The previous paper [A. A. Veldhorst et al., J. Chem. Phys. 141, 054904 (2014)] demonstrated that the isomorph theory explains the scaling properties of a liquid of flexible chains consisting of ten Lennard-Jones particles connected by rigid bonds. We here investigate the same model with harmonic bonds. The introduction of harmonic bonds almost completely destroys the correlations in the equilibrium fluctuations of the potential energy and the virial. According to the isomorph theory, if these correlations are strong a system has isomorphs, curves in the phase diagram along which structure, dynamics, and the excess entropy are invariant. The Lennard-Jones chain liquid with harmonic bonds does have curves in the phase diagram along which the structure and dynamics are invariant. The excess entropy is not invariant on these curves, which we refer to as "pseudoisomorphs." In particular, this means that Rosenfeld's excess-entropy scaling (the dynamics being a function of excess entropy only) does not apply for the Lennard-Jones chain with harmonic bonds.

The Lennard-Jones melting line and isomorphism

The location of the melting line (ML) of the Lennard-Jones (LJ) system and its associated physical properties are investigated using molecular dynamics computer simulation. The radial distribution function and the behavior of the repulsive and attractive parts of the potential energy indicate that the ML is not a single isomorph, but the isomorphic state evolves gradually with temperature, i.e., it is only "locally isomorphic." The state point dependence of the unitless isomorphic number, X̃, for a range of static and dynamical properties of the LJ system in the solid and fluid states, and for fluid argon, are also reported. The quantity X̃ typically varies most with state point in the vicinity of the triple point and approaches a plateau in the high density (temperature) limit along the ML.

Simplicity of condensed matter at its core: generic definition of a Roskilde-simple system

The isomorph theory is reformulated by defining Roskilde-simple systems by the property that the order of the potential energies of configurations at one density is maintained when these are scaled uniformly to a different density. If the potential energy as a function of all particle coordinates is denoted by U(R), this requirement translates into U(Ra) < U(Rb) ⇒ U(λRa) < U(λRb). Isomorphs remain curves in the thermodynamic phase diagram along which structure, dynamics, and excess entropy are invariant, implying that the phase diagram is effectively one-dimensional with respect to many reduced-unit properties. In contrast to the original formulation of the isomorph theory, however, the density-scaling exponent is not exclusively a function of density and the isochoric heat capacity is not an exact isomorph invariant. A prediction is given for the latter quantity's variation along the isomorphs. Molecular dynamics simulations of the Lennard-Jones and Lennard-Jones Gaussian systems validate the new approach.
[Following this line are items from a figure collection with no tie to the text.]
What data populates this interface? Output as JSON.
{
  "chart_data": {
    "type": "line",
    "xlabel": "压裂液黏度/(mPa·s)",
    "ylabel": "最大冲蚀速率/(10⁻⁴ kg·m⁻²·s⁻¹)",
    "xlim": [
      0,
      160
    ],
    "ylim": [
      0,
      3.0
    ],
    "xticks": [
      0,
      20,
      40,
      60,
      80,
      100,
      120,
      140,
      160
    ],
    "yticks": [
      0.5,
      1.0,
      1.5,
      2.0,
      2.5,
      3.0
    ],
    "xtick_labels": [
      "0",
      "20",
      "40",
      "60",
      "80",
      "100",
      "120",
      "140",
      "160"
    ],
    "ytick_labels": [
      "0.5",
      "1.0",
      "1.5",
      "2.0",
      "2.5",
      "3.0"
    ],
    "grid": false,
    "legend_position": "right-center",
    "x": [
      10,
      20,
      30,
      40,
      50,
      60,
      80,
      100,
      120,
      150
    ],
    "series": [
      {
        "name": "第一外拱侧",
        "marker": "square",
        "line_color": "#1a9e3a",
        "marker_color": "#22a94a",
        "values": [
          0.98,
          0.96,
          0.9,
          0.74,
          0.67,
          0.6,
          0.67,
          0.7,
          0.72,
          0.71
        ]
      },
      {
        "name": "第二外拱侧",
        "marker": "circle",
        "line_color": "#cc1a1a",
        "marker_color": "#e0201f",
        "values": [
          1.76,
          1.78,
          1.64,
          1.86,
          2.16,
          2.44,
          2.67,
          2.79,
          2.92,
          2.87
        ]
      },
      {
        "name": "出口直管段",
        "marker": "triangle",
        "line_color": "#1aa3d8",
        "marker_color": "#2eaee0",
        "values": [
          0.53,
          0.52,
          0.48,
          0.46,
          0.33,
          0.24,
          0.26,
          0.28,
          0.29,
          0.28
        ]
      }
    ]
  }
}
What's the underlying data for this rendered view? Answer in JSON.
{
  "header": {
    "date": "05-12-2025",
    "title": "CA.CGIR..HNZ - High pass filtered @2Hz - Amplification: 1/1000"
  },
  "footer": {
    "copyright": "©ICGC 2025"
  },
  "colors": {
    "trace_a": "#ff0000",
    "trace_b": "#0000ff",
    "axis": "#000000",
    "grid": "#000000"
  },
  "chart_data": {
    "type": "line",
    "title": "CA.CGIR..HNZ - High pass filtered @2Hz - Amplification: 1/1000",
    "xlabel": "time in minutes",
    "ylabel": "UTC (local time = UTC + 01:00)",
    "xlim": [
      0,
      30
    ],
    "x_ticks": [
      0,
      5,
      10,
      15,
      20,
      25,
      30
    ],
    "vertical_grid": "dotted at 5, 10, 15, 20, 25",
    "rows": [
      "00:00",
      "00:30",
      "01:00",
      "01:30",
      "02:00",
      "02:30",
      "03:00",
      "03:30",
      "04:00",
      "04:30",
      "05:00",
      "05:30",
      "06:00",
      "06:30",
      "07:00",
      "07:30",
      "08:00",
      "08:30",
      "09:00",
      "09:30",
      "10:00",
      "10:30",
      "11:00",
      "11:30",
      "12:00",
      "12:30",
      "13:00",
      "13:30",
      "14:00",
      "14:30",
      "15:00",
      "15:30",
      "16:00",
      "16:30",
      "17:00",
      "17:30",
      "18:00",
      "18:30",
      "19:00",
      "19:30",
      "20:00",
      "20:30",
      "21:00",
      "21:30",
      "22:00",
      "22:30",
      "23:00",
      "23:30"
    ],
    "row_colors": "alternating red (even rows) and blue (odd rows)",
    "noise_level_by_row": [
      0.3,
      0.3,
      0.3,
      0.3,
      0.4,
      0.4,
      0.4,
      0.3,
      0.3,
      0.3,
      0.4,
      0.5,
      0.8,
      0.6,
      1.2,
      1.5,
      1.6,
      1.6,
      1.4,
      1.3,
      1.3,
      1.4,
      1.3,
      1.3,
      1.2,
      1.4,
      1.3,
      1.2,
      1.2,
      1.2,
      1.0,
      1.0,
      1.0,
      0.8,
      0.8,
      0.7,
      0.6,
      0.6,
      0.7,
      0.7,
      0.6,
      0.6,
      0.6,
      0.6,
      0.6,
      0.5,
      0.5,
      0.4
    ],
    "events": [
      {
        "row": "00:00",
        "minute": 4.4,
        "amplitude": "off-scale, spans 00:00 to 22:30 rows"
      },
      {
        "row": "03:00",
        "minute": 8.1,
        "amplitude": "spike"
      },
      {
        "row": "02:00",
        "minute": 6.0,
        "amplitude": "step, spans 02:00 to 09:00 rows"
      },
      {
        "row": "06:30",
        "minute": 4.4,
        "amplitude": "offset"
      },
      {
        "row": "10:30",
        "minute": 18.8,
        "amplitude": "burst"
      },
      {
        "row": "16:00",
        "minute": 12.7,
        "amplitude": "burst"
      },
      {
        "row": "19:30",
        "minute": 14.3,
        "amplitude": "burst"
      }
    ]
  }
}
Density scaling and quasiuniversality of flow-event statistics for athermal plastic flows

Athermal steady-state plastic flows were simulated for the Kob-Andersen binary Lennard-Jones system and its repulsive version in which the sign of the attractive terms is changed to a plus. Properties evaluated include the distributions of energy drops, stress drops, and strain intervals between the flow events. We show that simulations at a single density in conjunction with an equilibrium-liquid simulation at the same density allow one to predict the plastic flow-event statistics at other densities. This is done by applying the recently established "hidden scale invariance" of simple liquids to the glass phase. The resulting scaling of flow-event properties reveals quasiuniversality, i.e., that the probability distributions of energy drops, stress drops, and strain intervals in properly reduced units are virtually independent of the microscopic pair potentials.